On the 13th of April, 1919, the day was celebrated as the day of Baisakhi. It is one of the major festivals for the Sikh community and many of them had gathered at the Bagh in Jallianwala (Amritsar) for a peaceful protest in the response to the deportation and arrest of two national leaders – Saifuddin Kitchlew and Satya Paul. The Bagh was a garden meant for public use which was of 2.8 hectares and had walls on all sides with a total of five entrances. When the British Indian Army got to know about the assembly, Colonel Reginald General Dyer, along with Sikh, Gurkha, Rajput, Baluchi troops with the 2-9th Sikhs, 59th Sind Rifles and 54th Sikhs entered the Bagh.
The troops blocked the major entrance and placed themselves on the elevated banks. The General Dyer commanded the troops to openly fire at the crowd for ten minutes. The bullets were directed towards the entrances from which the people were trying to escape. The heinous firings continued until the troops had run out of their ammunition reserves. According to statements released by General Dyer, about 1600 rounds of bullets had been fired at the innocent people. According to the British statements, about 379 people lost their lives and 1100 others were severely wounded. On the contrary, the reports released by the Indian National Congress showed that about 1000 people had lost their lives and 1500 people were wounded. In the initial days, this was looked at like an achievement of the troop and this act by General Dyer was applauded in the UK.
However, after a few days, his act was condemned in the House of Commons and in India, and protests ultimately led to the Non-Cooperation movement from 1920-1922. When General Dyer expired, he received a complete military funeral upon his death as he was regarded as one of the greatest army-mnn of all times. An influential author like Rudyard Kipling had been recorded saying, “He did his duty as he saw it”. Actions by the government do not indicate their remorsefulness for the gruesome killing. Even after the British parliament at that time was completely informed about the repercussions of the massacre, the punishment that Dyer faced was mild censorship due to misconduct for a temporary period of time.
An interesting takeaway from the entire incident is the attitude of the British government towards the entire massacre. 100 years have passed since a disastrous incident took place and yet, the Britain government has failed to issue a public apology to the Indians. It was said that the British lost their empire the day a General shot 1500 innocent people in cold blood. Be that as it may, they did continue ruling for years after that. The British Prime Minister Theresa May has recently been recorded stating that the massacre is a “scar” in the British history. In the year 2013, the British Prime Minister, David Cameron had paid a visit to Amritsar and he described the massacre as a “deeply shameful event in British history” but still did not issue an apology. Even in history, Winston Churchill considered it to be a “monstrous” act and yet failed to apologise. The reason put forward by the British government was, and is, that since the incident took place long ago, it is irrelevant to issue an apology for the same, now.

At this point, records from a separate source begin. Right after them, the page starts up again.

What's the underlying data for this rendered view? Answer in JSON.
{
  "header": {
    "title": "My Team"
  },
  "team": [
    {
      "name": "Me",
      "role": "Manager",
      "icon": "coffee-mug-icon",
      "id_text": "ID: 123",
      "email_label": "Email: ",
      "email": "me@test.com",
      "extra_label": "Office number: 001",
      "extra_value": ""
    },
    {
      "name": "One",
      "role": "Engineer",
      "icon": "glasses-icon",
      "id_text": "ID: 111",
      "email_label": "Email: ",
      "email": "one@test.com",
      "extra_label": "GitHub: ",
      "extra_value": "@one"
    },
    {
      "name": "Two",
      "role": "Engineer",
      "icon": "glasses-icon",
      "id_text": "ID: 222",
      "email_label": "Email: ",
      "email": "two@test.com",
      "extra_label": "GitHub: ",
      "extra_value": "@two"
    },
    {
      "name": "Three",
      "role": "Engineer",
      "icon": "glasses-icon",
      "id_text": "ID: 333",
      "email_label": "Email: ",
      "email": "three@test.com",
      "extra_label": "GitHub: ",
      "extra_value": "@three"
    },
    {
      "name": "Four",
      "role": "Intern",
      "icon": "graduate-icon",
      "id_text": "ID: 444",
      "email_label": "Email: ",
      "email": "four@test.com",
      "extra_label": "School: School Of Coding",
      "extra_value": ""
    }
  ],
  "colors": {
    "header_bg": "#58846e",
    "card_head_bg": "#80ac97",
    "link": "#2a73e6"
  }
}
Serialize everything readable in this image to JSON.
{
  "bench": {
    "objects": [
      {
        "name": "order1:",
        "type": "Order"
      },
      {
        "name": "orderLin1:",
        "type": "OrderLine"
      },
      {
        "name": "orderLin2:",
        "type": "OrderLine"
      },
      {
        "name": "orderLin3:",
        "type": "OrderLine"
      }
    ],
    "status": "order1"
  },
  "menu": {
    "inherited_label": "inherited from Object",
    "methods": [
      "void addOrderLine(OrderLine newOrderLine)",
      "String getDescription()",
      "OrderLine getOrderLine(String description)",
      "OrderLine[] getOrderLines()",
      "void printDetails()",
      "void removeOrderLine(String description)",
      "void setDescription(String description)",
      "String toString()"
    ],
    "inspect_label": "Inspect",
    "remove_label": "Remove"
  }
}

As India reaches a centenary of the Jallianwala Bagh massacre, this is the perfect time for the British to issue an apology for the wrong-doings. Virendra Sharma, a member of parliament of the Labour Party, moved the motion in the British parliament along with the support of 5 other law-makers of the country. The motion stated that the Theresa May government of U.K. should apologise to India for the Jallianwala Bagh massacre in April, 1919. While the British has been using words like they are “sorry” for such an incident, they have not used the term “apologize” in a public sphere. When the legal aspect of bilateral relations is taken into account, perfect coining of words do make a difference. In addition to that, the motion moved in the British Parliament also stated that the incident of April, 1919 was a turning point in the history of relationships between India and U.K. which holds true till date. It marked the beginning of the end of the British rule in India.